Palmber-Thombsby:Palmer Thombs05/17/24


Kirby Smart is one of the preeminent voices in college athletics, and what he says carries some weight. That’s why when he says leadership is strong enough to get things in order, folks should take a bit of a sigh of relief. According to the now ninth-year head coach, NIL and the ability to transfer is important, but it must be done in the right way so as to keep priorities straight in college athletics.

“We have good, strong leadership who can make tough decisions and see things from the players’ perspective, which I think is important,” Smart told Paul Finebaum in a recent interview, asked about how College Football aims to ‘get out of its screwed up state.’ “I don’t want to sit up here and belittle NIL. I think NIL in and of itself is a long time coming. The players deserve a piece of this, and we want that. But we also want them, and everybody, to understand, it’s okay to grind it out where you are, to fight through tough times. We have example after example at our place of people who didn’t start, they were frustrated, their third year they started and their fourth year they were a top three round draft pick. That’s a pretty good career. I think that’s good. Players can make money while they do that off of their name, image and likeness, that’s a good thing.”

It’s clear, Smart’s concern isn’t over the players getting paid. However, he wants to see players stick it out in their current situations rather than run from problems and transfer – especially multiple times. As he continued to say, it creates issues for the student-athletes academically and doesn’t help them learn important life lessons.

“An opportunity to leave twice within a year, I think we’re going to look back on that 10 years from now and say, the people that had multiple transfers are probably not going to be successful academically,” Smart said. “I think that’s going to be looked back on, and people are going to say, ‘Was it a good thing I left twice?’ Most of the kids we check in with that leave our place, they say they regretted it. Well, if you leave a place twice, what did you actually accomplish? That’s probably the toughest thing for me.”

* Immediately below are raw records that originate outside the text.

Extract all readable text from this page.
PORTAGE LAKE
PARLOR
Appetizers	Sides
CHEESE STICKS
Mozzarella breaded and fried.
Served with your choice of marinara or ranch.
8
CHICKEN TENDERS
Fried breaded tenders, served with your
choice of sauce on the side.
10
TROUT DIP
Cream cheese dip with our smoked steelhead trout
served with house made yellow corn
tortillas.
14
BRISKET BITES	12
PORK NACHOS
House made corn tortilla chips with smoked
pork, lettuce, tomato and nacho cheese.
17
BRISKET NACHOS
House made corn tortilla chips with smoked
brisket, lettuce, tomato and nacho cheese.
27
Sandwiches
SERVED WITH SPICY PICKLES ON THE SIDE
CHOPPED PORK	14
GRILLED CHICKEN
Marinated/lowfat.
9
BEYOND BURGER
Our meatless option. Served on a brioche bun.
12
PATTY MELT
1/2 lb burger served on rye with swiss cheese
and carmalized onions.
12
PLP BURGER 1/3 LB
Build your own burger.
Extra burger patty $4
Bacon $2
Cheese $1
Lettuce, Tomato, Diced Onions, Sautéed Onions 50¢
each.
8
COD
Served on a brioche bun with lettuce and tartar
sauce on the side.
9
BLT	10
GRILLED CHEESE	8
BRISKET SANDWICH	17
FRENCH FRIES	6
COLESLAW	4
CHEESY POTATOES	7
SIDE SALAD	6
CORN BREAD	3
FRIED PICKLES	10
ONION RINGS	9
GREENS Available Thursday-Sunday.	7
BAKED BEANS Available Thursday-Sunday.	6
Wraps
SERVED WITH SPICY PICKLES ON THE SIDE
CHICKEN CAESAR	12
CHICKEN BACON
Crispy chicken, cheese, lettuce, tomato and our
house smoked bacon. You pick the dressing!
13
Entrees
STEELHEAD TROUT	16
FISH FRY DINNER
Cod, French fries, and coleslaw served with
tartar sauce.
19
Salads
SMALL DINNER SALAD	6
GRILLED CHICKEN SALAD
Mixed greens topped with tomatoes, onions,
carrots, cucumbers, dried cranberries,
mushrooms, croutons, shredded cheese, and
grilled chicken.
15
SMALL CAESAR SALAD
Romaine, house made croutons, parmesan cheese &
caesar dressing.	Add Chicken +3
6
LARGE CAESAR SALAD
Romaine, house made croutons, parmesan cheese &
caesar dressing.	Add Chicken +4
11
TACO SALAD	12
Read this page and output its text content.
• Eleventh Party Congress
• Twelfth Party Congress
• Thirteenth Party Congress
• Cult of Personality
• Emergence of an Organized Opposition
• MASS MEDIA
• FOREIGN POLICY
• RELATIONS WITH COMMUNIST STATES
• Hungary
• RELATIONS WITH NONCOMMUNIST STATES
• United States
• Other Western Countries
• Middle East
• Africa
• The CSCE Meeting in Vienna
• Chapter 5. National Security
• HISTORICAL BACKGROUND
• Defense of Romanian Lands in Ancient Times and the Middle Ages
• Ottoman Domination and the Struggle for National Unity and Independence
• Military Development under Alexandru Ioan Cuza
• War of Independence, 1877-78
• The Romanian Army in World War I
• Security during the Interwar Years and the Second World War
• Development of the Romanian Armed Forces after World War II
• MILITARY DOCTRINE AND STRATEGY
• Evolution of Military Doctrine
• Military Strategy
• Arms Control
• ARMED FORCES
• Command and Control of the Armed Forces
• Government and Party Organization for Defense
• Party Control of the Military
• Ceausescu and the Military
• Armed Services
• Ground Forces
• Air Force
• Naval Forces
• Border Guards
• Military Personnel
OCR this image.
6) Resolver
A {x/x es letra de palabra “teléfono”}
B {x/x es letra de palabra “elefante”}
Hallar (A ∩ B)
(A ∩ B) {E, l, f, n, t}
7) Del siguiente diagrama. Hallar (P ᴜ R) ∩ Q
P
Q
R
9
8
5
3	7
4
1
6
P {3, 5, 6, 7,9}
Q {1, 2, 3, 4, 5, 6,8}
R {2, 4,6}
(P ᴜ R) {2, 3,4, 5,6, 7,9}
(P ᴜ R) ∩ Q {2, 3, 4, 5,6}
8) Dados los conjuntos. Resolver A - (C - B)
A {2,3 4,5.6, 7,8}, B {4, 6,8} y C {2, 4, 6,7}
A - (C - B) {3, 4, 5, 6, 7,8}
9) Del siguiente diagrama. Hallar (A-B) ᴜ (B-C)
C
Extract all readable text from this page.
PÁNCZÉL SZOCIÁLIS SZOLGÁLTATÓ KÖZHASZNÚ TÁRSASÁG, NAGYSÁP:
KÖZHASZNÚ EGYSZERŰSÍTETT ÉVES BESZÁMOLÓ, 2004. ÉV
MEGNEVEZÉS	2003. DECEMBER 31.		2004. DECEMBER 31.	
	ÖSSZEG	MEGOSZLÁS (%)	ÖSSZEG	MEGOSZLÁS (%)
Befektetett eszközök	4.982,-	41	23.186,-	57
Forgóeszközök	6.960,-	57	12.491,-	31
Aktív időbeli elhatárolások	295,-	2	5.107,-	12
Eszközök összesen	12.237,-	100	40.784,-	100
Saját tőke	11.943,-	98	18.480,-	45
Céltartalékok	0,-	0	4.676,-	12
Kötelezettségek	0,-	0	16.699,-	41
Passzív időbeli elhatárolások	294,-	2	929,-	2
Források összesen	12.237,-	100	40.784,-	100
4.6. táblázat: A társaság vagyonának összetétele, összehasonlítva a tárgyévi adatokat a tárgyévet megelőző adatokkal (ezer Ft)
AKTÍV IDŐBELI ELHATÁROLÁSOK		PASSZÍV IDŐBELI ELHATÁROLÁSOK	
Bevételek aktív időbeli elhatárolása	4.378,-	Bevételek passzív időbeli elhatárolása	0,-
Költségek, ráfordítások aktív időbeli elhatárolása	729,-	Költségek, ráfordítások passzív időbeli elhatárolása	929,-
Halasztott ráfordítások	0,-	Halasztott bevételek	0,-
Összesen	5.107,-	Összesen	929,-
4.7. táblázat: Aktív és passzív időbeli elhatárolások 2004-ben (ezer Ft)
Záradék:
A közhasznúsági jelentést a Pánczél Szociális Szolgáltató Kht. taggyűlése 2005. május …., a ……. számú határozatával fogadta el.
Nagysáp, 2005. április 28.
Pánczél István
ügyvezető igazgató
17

MORE: Smart sounds off on 12-team Playoff era, potential changes in approach

Also lost in all the mess of NIL and the transfer portal is College Football’s importance for other sports. At most schools, football and men’s basketball generate the revenue that helps fund the rest of the athletic department. So, while the focus is on football, Smart also believes it’s important to remember non-revenue sports and the impact of decisions made on them.

“I think it does get lost in it because a lot of people don’t look at it that way. The amount of money that football brings in and revenue sports bring in, what people don’t realize is those same revenue sports carry most athletic departments and their other sports, their non-revenue sports,” Smart said. “We’re very fortunate that we have television partners that love the SEC and pay the SEC a lot of money for television, and finding a way to be able to support the other athletic programs as well as football players and basketball players who produce revenue, I think there’s a balance in there somewhere.”

As for Smart, he’s also ready to stop talking about the off-field issues, returning to the field this fall. It can’t come soon enough for him and his team that carries the expectations of many around the country.

“We’re looking forward at what this team is gonna do. How is this team going to play? Got a really tough schedule. I’m excited to get an opportunity to go out there and play,” Smart said. “I’m so tired of the talk about the NIL and the talk about the portal and all the complaining. Let’s go play football. Let’s get our team against their team and see where we stand. Let’s go play.”

Georgia, likely to begin its season at No. 1 in the polls, kicks off the 2024 campaign in Atlanta against ACC favorite Clemson on August 31st.